Qu'elle soit minoritaire, en progression ou relative ne change rien au fait qu'elle soit inacceptable sur les plans moral, social, pénal et constitutionnel. Que nombre de ses manifestations restent invisibles car intériorisées par ceux et celles qui la subisse ne veut pas non plus dire que ses conséquences humaines soient une abstraction, surtout lorsqu'il s'agit de jeunes femmes et de jeunes hommes pas forcément préparé(e)s à cette forme de violence.
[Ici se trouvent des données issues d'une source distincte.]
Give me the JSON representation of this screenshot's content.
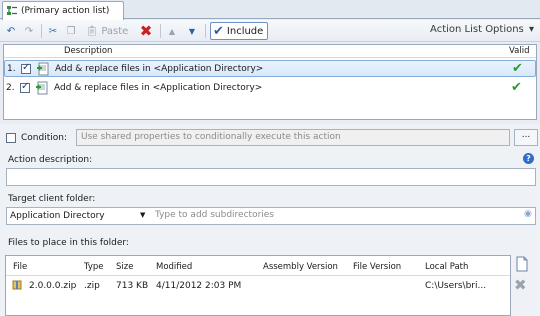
{
  "tab": {
    "label": "(Primary action list)"
  },
  "toolbar": {
    "paste_label": "Paste",
    "include_label": "Include",
    "options_label": "Action List Options",
    "options_arrow": "▾"
  },
  "grid": {
    "col_description": "Description",
    "col_valid": "Valid",
    "rows": [
      {
        "num": "1.",
        "description": "Add & replace files in <Application Directory>"
      },
      {
        "num": "2.",
        "description": "Add & replace files in <Application Directory>"
      }
    ]
  },
  "condition": {
    "label": "Condition:",
    "placeholder": "Use shared properties to conditionally execute this action",
    "browse": "..."
  },
  "action_description": {
    "label": "Action description:"
  },
  "target": {
    "label": "Target client folder:",
    "selected": "Application Directory",
    "subdir_placeholder": "Type to add subdirectories"
  },
  "files": {
    "label": "Files to place in this folder:",
    "headers": [
      "File",
      "Type",
      "Size",
      "Modified",
      "Assembly Version",
      "File Version",
      "Local Path"
    ],
    "rows": [
      {
        "file": "2.0.0.0.zip",
        "type": ".zip",
        "size": "713 KB",
        "modified": "4/11/2012 2:03 PM",
        "assembly": "",
        "version": "",
        "path": "C:\\Users\\bri..."
      }
    ]
  },
  "colors": {
    "accent": "#2f6fc9",
    "valid": "#2e9a2e",
    "delete": "#cc1f1f"
  }
}
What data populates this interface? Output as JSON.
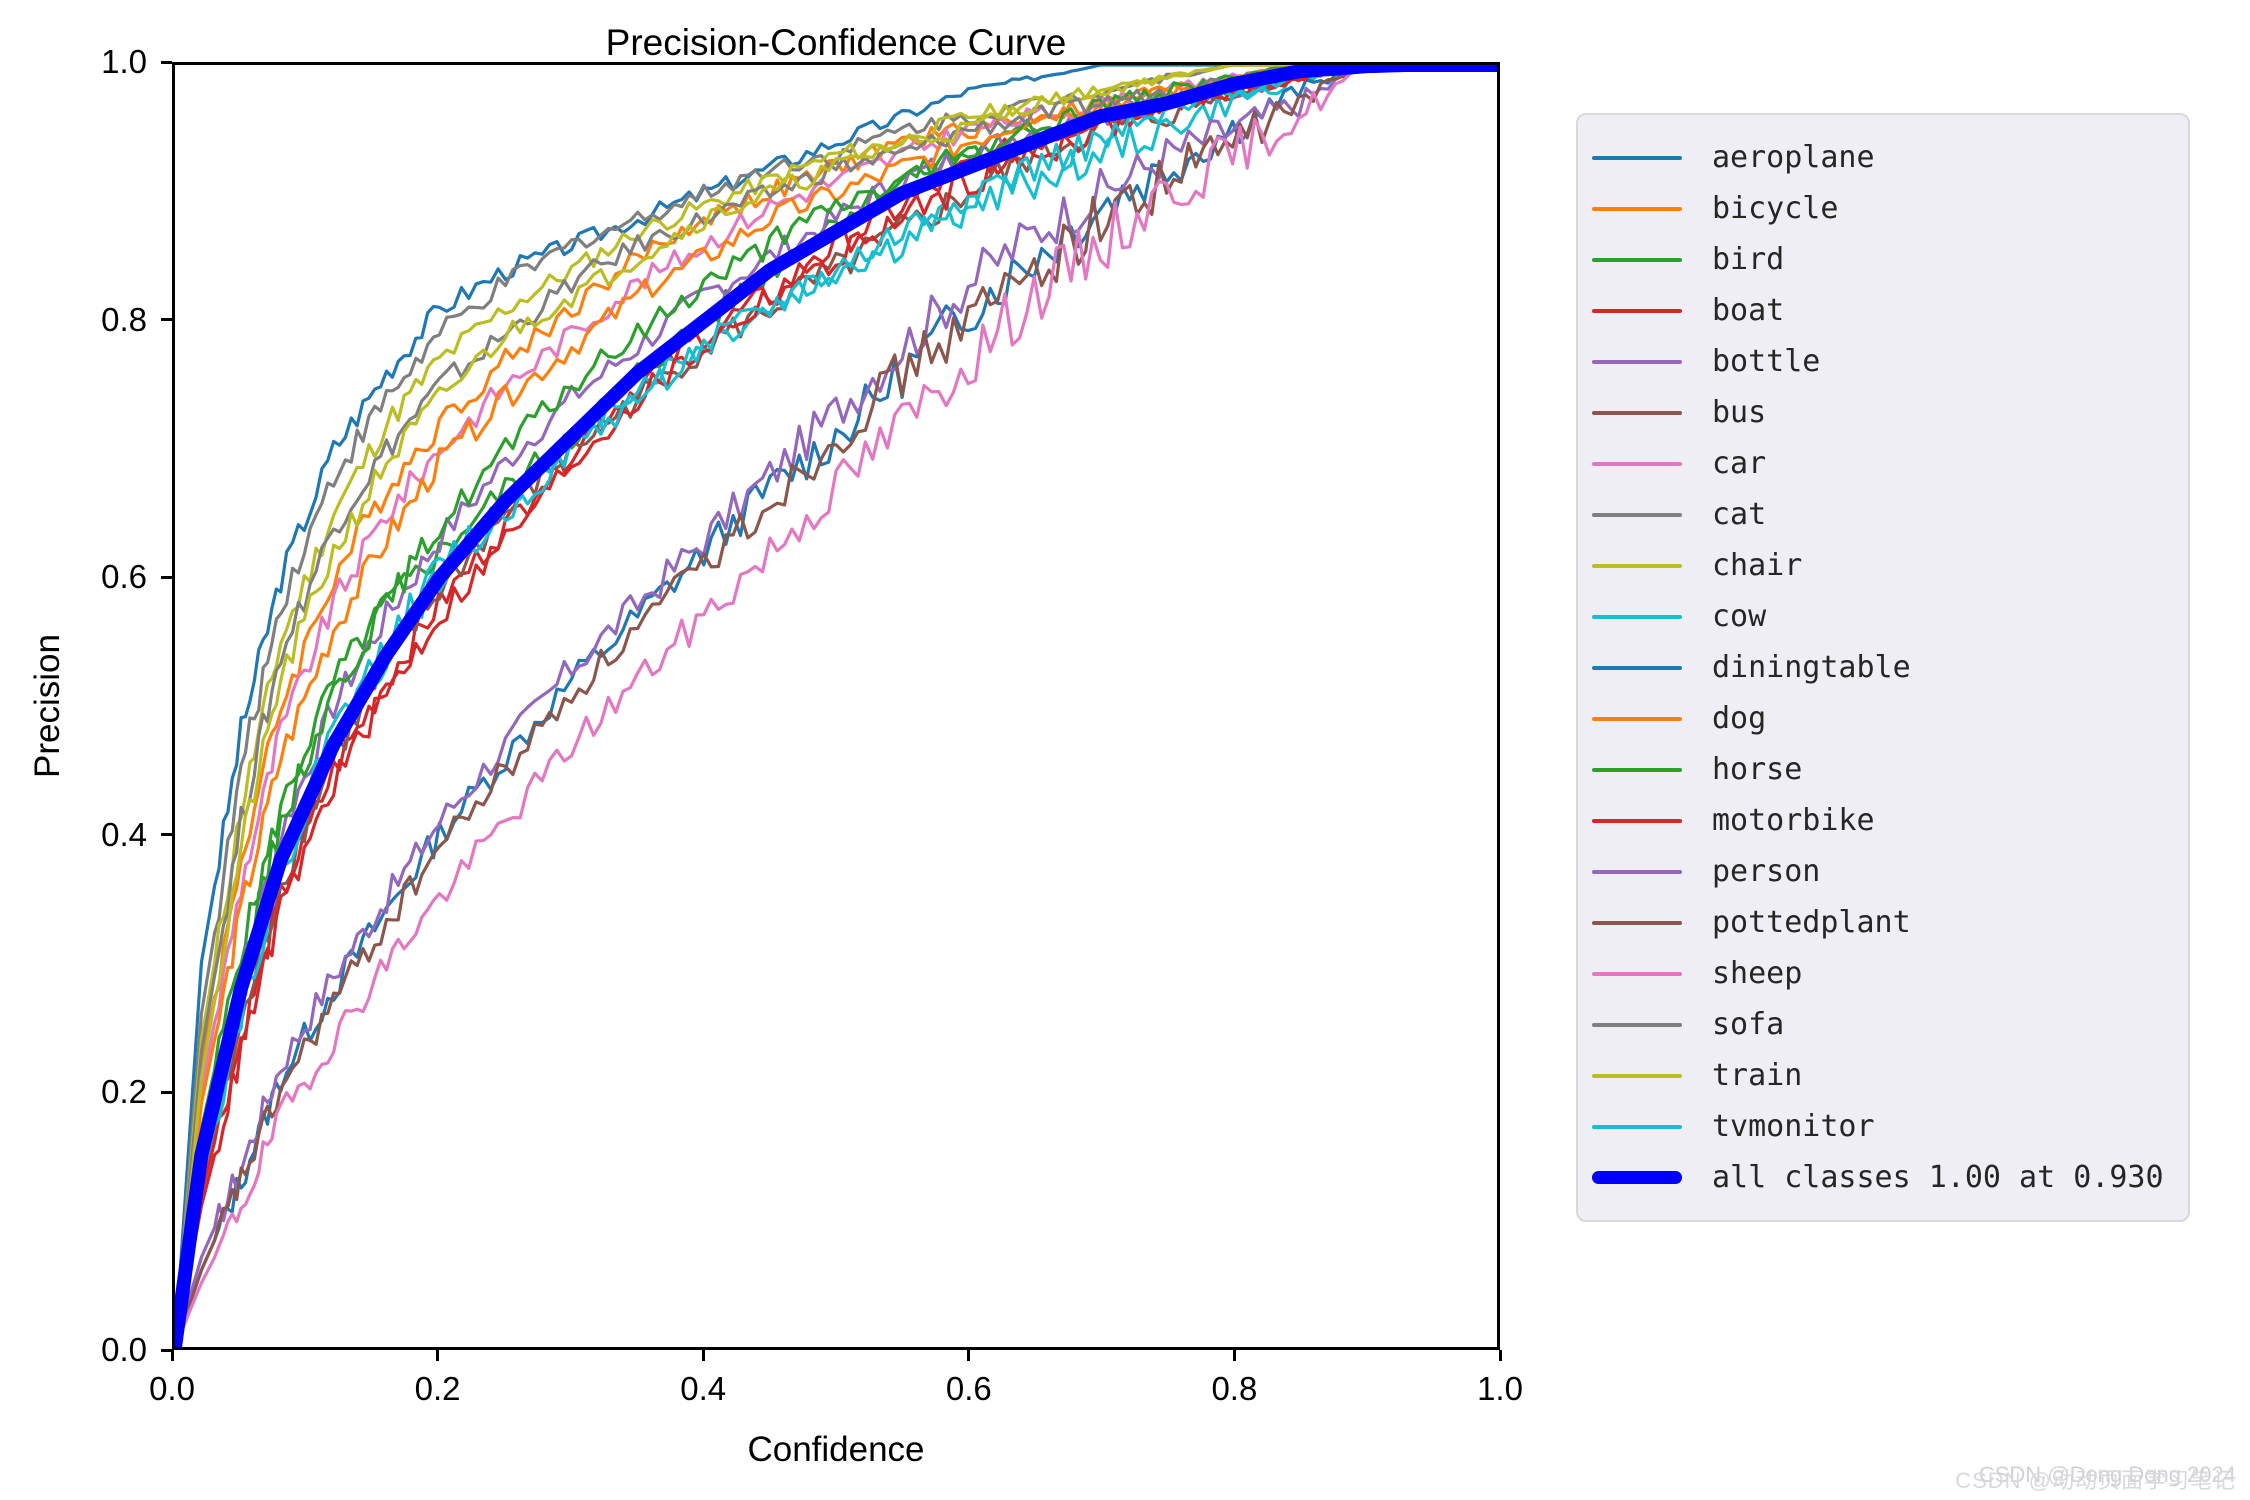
{
  "chart_data": {
    "type": "line",
    "title": "Precision-Confidence Curve",
    "xlabel": "Confidence",
    "ylabel": "Precision",
    "xlim": [
      0.0,
      1.0
    ],
    "ylim": [
      0.0,
      1.0
    ],
    "xticks": [
      "0.0",
      "0.2",
      "0.4",
      "0.6",
      "0.8",
      "1.0"
    ],
    "yticks": [
      "0.0",
      "0.2",
      "0.4",
      "0.6",
      "0.8",
      "1.0"
    ],
    "xtick_values": [
      0.0,
      0.2,
      0.4,
      0.6,
      0.8,
      1.0
    ],
    "ytick_values": [
      0.0,
      0.2,
      0.4,
      0.6,
      0.8,
      1.0
    ],
    "grid": false,
    "legend_position": "right outside",
    "summary_label": "all classes 1.00 at 0.930",
    "summary_precision": 1.0,
    "summary_confidence": 0.93,
    "x": [
      0.0,
      0.02,
      0.05,
      0.08,
      0.12,
      0.16,
      0.2,
      0.25,
      0.3,
      0.35,
      0.4,
      0.45,
      0.5,
      0.55,
      0.6,
      0.65,
      0.7,
      0.75,
      0.8,
      0.85,
      0.9,
      0.93,
      1.0
    ],
    "series": [
      {
        "name": "aeroplane",
        "color": "#1f77b4",
        "values": [
          0.0,
          0.3,
          0.48,
          0.6,
          0.7,
          0.76,
          0.81,
          0.84,
          0.86,
          0.88,
          0.9,
          0.92,
          0.94,
          0.96,
          0.98,
          0.99,
          1.0,
          1.0,
          1.0,
          1.0,
          1.0,
          1.0,
          1.0
        ]
      },
      {
        "name": "bicycle",
        "color": "#ff7f0e",
        "values": [
          0.0,
          0.22,
          0.38,
          0.5,
          0.6,
          0.67,
          0.72,
          0.77,
          0.81,
          0.85,
          0.88,
          0.9,
          0.92,
          0.94,
          0.95,
          0.96,
          0.97,
          0.98,
          0.99,
          1.0,
          1.0,
          1.0,
          1.0
        ]
      },
      {
        "name": "bird",
        "color": "#2ca02c",
        "values": [
          0.0,
          0.17,
          0.31,
          0.42,
          0.52,
          0.58,
          0.62,
          0.67,
          0.71,
          0.76,
          0.8,
          0.84,
          0.88,
          0.91,
          0.93,
          0.95,
          0.96,
          0.97,
          0.98,
          0.99,
          1.0,
          1.0,
          1.0
        ]
      },
      {
        "name": "boat",
        "color": "#d62728",
        "values": [
          0.0,
          0.12,
          0.24,
          0.35,
          0.45,
          0.52,
          0.58,
          0.64,
          0.7,
          0.75,
          0.79,
          0.82,
          0.86,
          0.89,
          0.92,
          0.94,
          0.96,
          0.97,
          0.98,
          0.99,
          1.0,
          1.0,
          1.0
        ]
      },
      {
        "name": "bottle",
        "color": "#9467bd",
        "values": [
          0.0,
          0.16,
          0.29,
          0.4,
          0.5,
          0.57,
          0.63,
          0.69,
          0.74,
          0.78,
          0.82,
          0.85,
          0.88,
          0.91,
          0.93,
          0.95,
          0.96,
          0.97,
          0.98,
          0.99,
          1.0,
          1.0,
          1.0
        ]
      },
      {
        "name": "bus",
        "color": "#8c564b",
        "values": [
          0.0,
          0.13,
          0.25,
          0.36,
          0.46,
          0.53,
          0.59,
          0.65,
          0.7,
          0.74,
          0.78,
          0.81,
          0.84,
          0.87,
          0.9,
          0.93,
          0.95,
          0.96,
          0.98,
          0.99,
          1.0,
          1.0,
          1.0
        ]
      },
      {
        "name": "car",
        "color": "#e377c2",
        "values": [
          0.0,
          0.2,
          0.36,
          0.48,
          0.58,
          0.65,
          0.7,
          0.75,
          0.79,
          0.83,
          0.86,
          0.89,
          0.91,
          0.93,
          0.95,
          0.96,
          0.97,
          0.98,
          0.99,
          1.0,
          1.0,
          1.0,
          1.0
        ]
      },
      {
        "name": "cat",
        "color": "#7f7f7f",
        "values": [
          0.0,
          0.26,
          0.45,
          0.58,
          0.68,
          0.74,
          0.79,
          0.83,
          0.86,
          0.88,
          0.9,
          0.92,
          0.93,
          0.95,
          0.96,
          0.97,
          0.98,
          0.99,
          1.0,
          1.0,
          1.0,
          1.0,
          1.0
        ]
      },
      {
        "name": "chair",
        "color": "#bcbd22",
        "values": [
          0.0,
          0.24,
          0.42,
          0.55,
          0.65,
          0.72,
          0.77,
          0.81,
          0.84,
          0.87,
          0.89,
          0.91,
          0.93,
          0.94,
          0.96,
          0.97,
          0.98,
          0.99,
          1.0,
          1.0,
          1.0,
          1.0,
          1.0
        ]
      },
      {
        "name": "cow",
        "color": "#17becf",
        "values": [
          0.0,
          0.14,
          0.27,
          0.38,
          0.48,
          0.55,
          0.61,
          0.66,
          0.71,
          0.75,
          0.78,
          0.81,
          0.84,
          0.86,
          0.89,
          0.91,
          0.93,
          0.95,
          0.97,
          0.99,
          1.0,
          1.0,
          1.0
        ]
      },
      {
        "name": "diningtable",
        "color": "#1f77b4",
        "values": [
          0.0,
          0.06,
          0.13,
          0.21,
          0.28,
          0.34,
          0.4,
          0.46,
          0.52,
          0.57,
          0.62,
          0.67,
          0.71,
          0.76,
          0.81,
          0.85,
          0.89,
          0.92,
          0.95,
          0.98,
          1.0,
          1.0,
          1.0
        ]
      },
      {
        "name": "dog",
        "color": "#ff7f0e",
        "values": [
          0.0,
          0.19,
          0.34,
          0.46,
          0.56,
          0.63,
          0.69,
          0.74,
          0.78,
          0.82,
          0.85,
          0.88,
          0.9,
          0.92,
          0.94,
          0.96,
          0.97,
          0.98,
          0.99,
          1.0,
          1.0,
          1.0,
          1.0
        ]
      },
      {
        "name": "horse",
        "color": "#2ca02c",
        "values": [
          0.0,
          0.15,
          0.29,
          0.41,
          0.51,
          0.58,
          0.64,
          0.7,
          0.75,
          0.79,
          0.83,
          0.86,
          0.89,
          0.91,
          0.93,
          0.95,
          0.97,
          0.98,
          0.99,
          1.0,
          1.0,
          1.0,
          1.0
        ]
      },
      {
        "name": "motorbike",
        "color": "#d62728",
        "values": [
          0.0,
          0.11,
          0.23,
          0.34,
          0.44,
          0.51,
          0.57,
          0.63,
          0.69,
          0.74,
          0.78,
          0.82,
          0.85,
          0.88,
          0.91,
          0.93,
          0.95,
          0.97,
          0.98,
          0.99,
          1.0,
          1.0,
          1.0
        ]
      },
      {
        "name": "person",
        "color": "#9467bd",
        "values": [
          0.0,
          0.07,
          0.14,
          0.22,
          0.29,
          0.35,
          0.41,
          0.47,
          0.53,
          0.58,
          0.63,
          0.68,
          0.73,
          0.78,
          0.83,
          0.87,
          0.9,
          0.93,
          0.95,
          0.97,
          1.0,
          1.0,
          1.0
        ]
      },
      {
        "name": "pottedplant",
        "color": "#8c564b",
        "values": [
          0.0,
          0.06,
          0.13,
          0.2,
          0.27,
          0.33,
          0.39,
          0.45,
          0.51,
          0.56,
          0.61,
          0.66,
          0.71,
          0.76,
          0.8,
          0.84,
          0.88,
          0.91,
          0.94,
          0.97,
          1.0,
          1.0,
          1.0
        ]
      },
      {
        "name": "sheep",
        "color": "#e377c2",
        "values": [
          0.0,
          0.05,
          0.11,
          0.18,
          0.24,
          0.3,
          0.35,
          0.41,
          0.47,
          0.52,
          0.57,
          0.62,
          0.67,
          0.72,
          0.77,
          0.82,
          0.86,
          0.9,
          0.93,
          0.96,
          1.0,
          1.0,
          1.0
        ]
      },
      {
        "name": "sofa",
        "color": "#7f7f7f",
        "values": [
          0.0,
          0.23,
          0.41,
          0.54,
          0.64,
          0.7,
          0.75,
          0.79,
          0.83,
          0.86,
          0.88,
          0.9,
          0.92,
          0.93,
          0.95,
          0.96,
          0.97,
          0.98,
          0.99,
          1.0,
          1.0,
          1.0,
          1.0
        ]
      },
      {
        "name": "train",
        "color": "#bcbd22",
        "values": [
          0.0,
          0.21,
          0.39,
          0.52,
          0.62,
          0.69,
          0.74,
          0.79,
          0.82,
          0.85,
          0.88,
          0.9,
          0.92,
          0.94,
          0.95,
          0.97,
          0.98,
          0.99,
          1.0,
          1.0,
          1.0,
          1.0,
          1.0
        ]
      },
      {
        "name": "tvmonitor",
        "color": "#17becf",
        "values": [
          0.0,
          0.13,
          0.26,
          0.37,
          0.47,
          0.54,
          0.6,
          0.65,
          0.7,
          0.74,
          0.78,
          0.81,
          0.84,
          0.87,
          0.9,
          0.92,
          0.94,
          0.96,
          0.98,
          0.99,
          1.0,
          1.0,
          1.0
        ]
      },
      {
        "name": "all classes 1.00 at 0.930",
        "color": "#0000ff",
        "emphasis": true,
        "values": [
          0.0,
          0.15,
          0.28,
          0.38,
          0.47,
          0.54,
          0.6,
          0.66,
          0.71,
          0.76,
          0.8,
          0.84,
          0.87,
          0.9,
          0.92,
          0.94,
          0.96,
          0.97,
          0.985,
          0.995,
          0.999,
          1.0,
          1.0
        ]
      }
    ]
  },
  "legend": {
    "entries": [
      {
        "label": "aeroplane",
        "color": "#1f77b4",
        "thick": false
      },
      {
        "label": "bicycle",
        "color": "#ff7f0e",
        "thick": false
      },
      {
        "label": "bird",
        "color": "#2ca02c",
        "thick": false
      },
      {
        "label": "boat",
        "color": "#d62728",
        "thick": false
      },
      {
        "label": "bottle",
        "color": "#9467bd",
        "thick": false
      },
      {
        "label": "bus",
        "color": "#8c564b",
        "thick": false
      },
      {
        "label": "car",
        "color": "#e377c2",
        "thick": false
      },
      {
        "label": "cat",
        "color": "#7f7f7f",
        "thick": false
      },
      {
        "label": "chair",
        "color": "#bcbd22",
        "thick": false
      },
      {
        "label": "cow",
        "color": "#17becf",
        "thick": false
      },
      {
        "label": "diningtable",
        "color": "#1f77b4",
        "thick": false
      },
      {
        "label": "dog",
        "color": "#ff7f0e",
        "thick": false
      },
      {
        "label": "horse",
        "color": "#2ca02c",
        "thick": false
      },
      {
        "label": "motorbike",
        "color": "#d62728",
        "thick": false
      },
      {
        "label": "person",
        "color": "#9467bd",
        "thick": false
      },
      {
        "label": "pottedplant",
        "color": "#8c564b",
        "thick": false
      },
      {
        "label": "sheep",
        "color": "#e377c2",
        "thick": false
      },
      {
        "label": "sofa",
        "color": "#7f7f7f",
        "thick": false
      },
      {
        "label": "train",
        "color": "#bcbd22",
        "thick": false
      },
      {
        "label": "tvmonitor",
        "color": "#17becf",
        "thick": false
      },
      {
        "label": "all classes 1.00 at 0.930",
        "color": "#0000ff",
        "thick": true
      }
    ]
  },
  "watermark": {
    "line1": "CSDN @Dong Dong 2024",
    "line2": "CSDN @动动页面学习笔记"
  }
}
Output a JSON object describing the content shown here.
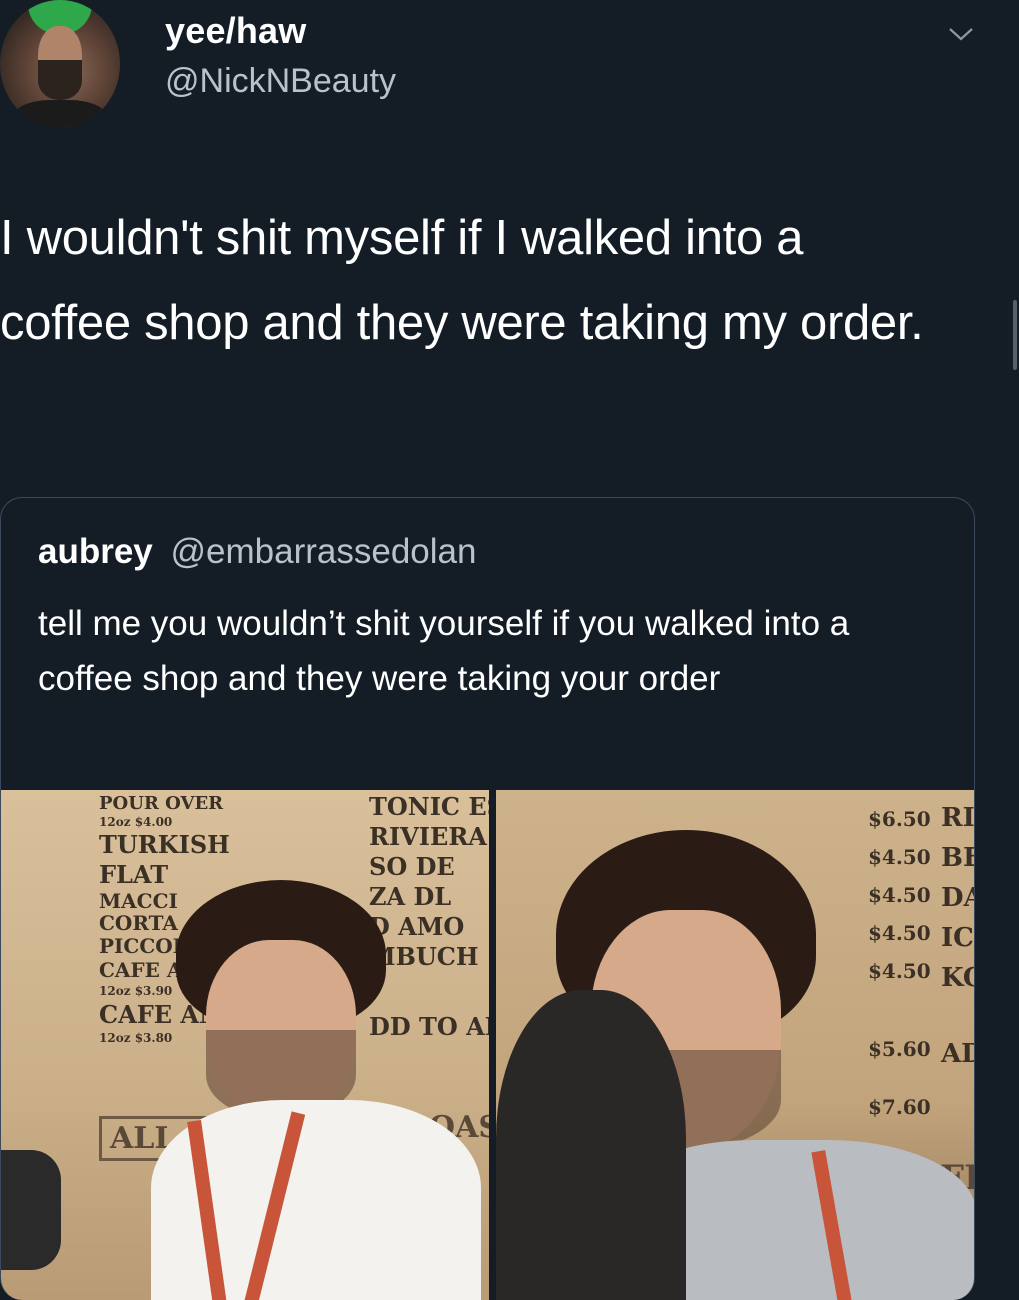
{
  "tweet": {
    "display_name": "yee/haw",
    "handle": "@NickNBeauty",
    "text": "I wouldn't shit myself if I walked into a coffee shop and they were taking my order.",
    "avatar_icon": "profile-photo",
    "menu_icon": "chevron-down-icon"
  },
  "quoted_tweet": {
    "name": "aubrey",
    "handle": "@embarrassedolan",
    "text": "tell me you wouldn’t shit yourself if you walked into a coffee shop and they were taking your order"
  },
  "media": {
    "left_menu": [
      "POUR OVER",
      "12oz $4.00",
      "TURKISH",
      "FLAT",
      "MACCI",
      "CORTA",
      "PICCOLO",
      "CAFE A",
      "12oz $3.90",
      "CAFE AN",
      "12oz $3.80"
    ],
    "left_menu_mid": [
      "TONIC ES",
      "RIVIERA",
      "SO DE",
      "ZA DL",
      "D AMO",
      "MBUCH",
      "DD TO AN"
    ],
    "left_sign": "ALL OR",
    "left_sign2": "ROAST",
    "right_prices": [
      "$6.50",
      "$4.50",
      "$4.50",
      "$4.50",
      "$4.50",
      "$5.60",
      "$7.60"
    ],
    "right_menu": [
      "RI",
      "BE",
      "DA",
      "IC",
      "KO",
      "AD"
    ],
    "right_sign": "COFFEE"
  },
  "colors": {
    "background": "#141d26",
    "text": "#ffffff",
    "secondary_text": "#b8c2cc",
    "card_border": "#3a4a5a"
  }
}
Je ne crois pas qu'il faille déconnecter le racisme de rue du racisme étatique car souvent le premier accouche du second en ceci que les mécanismes de discrimination structurelle favorisent un climat social et alimentent l'imaginaire collectif. Ce qui vaut pour la figure du musulman vaut pour celle de l'arabe, du noir, du manouche et l'ensemble des populations qui furent catégorisées et dominées par le pouvoir politique.
Le problème de la "gauche" se situe bien là à mon avis, tout se passe comme si ce diagnostique, qui impliquerait une nécessaire remise en question intellectuelle de ses fondamentaux, ne pouvait survenir au sein des partis dits de gouvernement. Mais même lorsqu'on regarde les boîtes à idées, journaux et autres think tanks l'idée d'une refonte de l'antiracisme sur des bases concrètes y est très peu défendue. Il n'y a, et c'est une logique quadrature du cercle, que dans la rue où ce besoin fasse écho à l'état d'urgence du vécu discriminatoire.
C'est la raison pour laquelle je pense que les discriminé-e-s n'ont d'autres perspectives que de constituer eux-mêmes en force politique. C'est cette prise de conscience qui fût à l'origine des mobilisations de 83 avec le bilan catastrophique que l'on connaît. Je pense que c'est à partir de cette expérience ratée qu'une coalition antiraciste authentique devrait chercher à construire de nouvelles convergences, encrées dans la réalité sociologique de ce pays mais aussi la fraternité internationaliste car des enjeux similaires traversent la plupart des continents.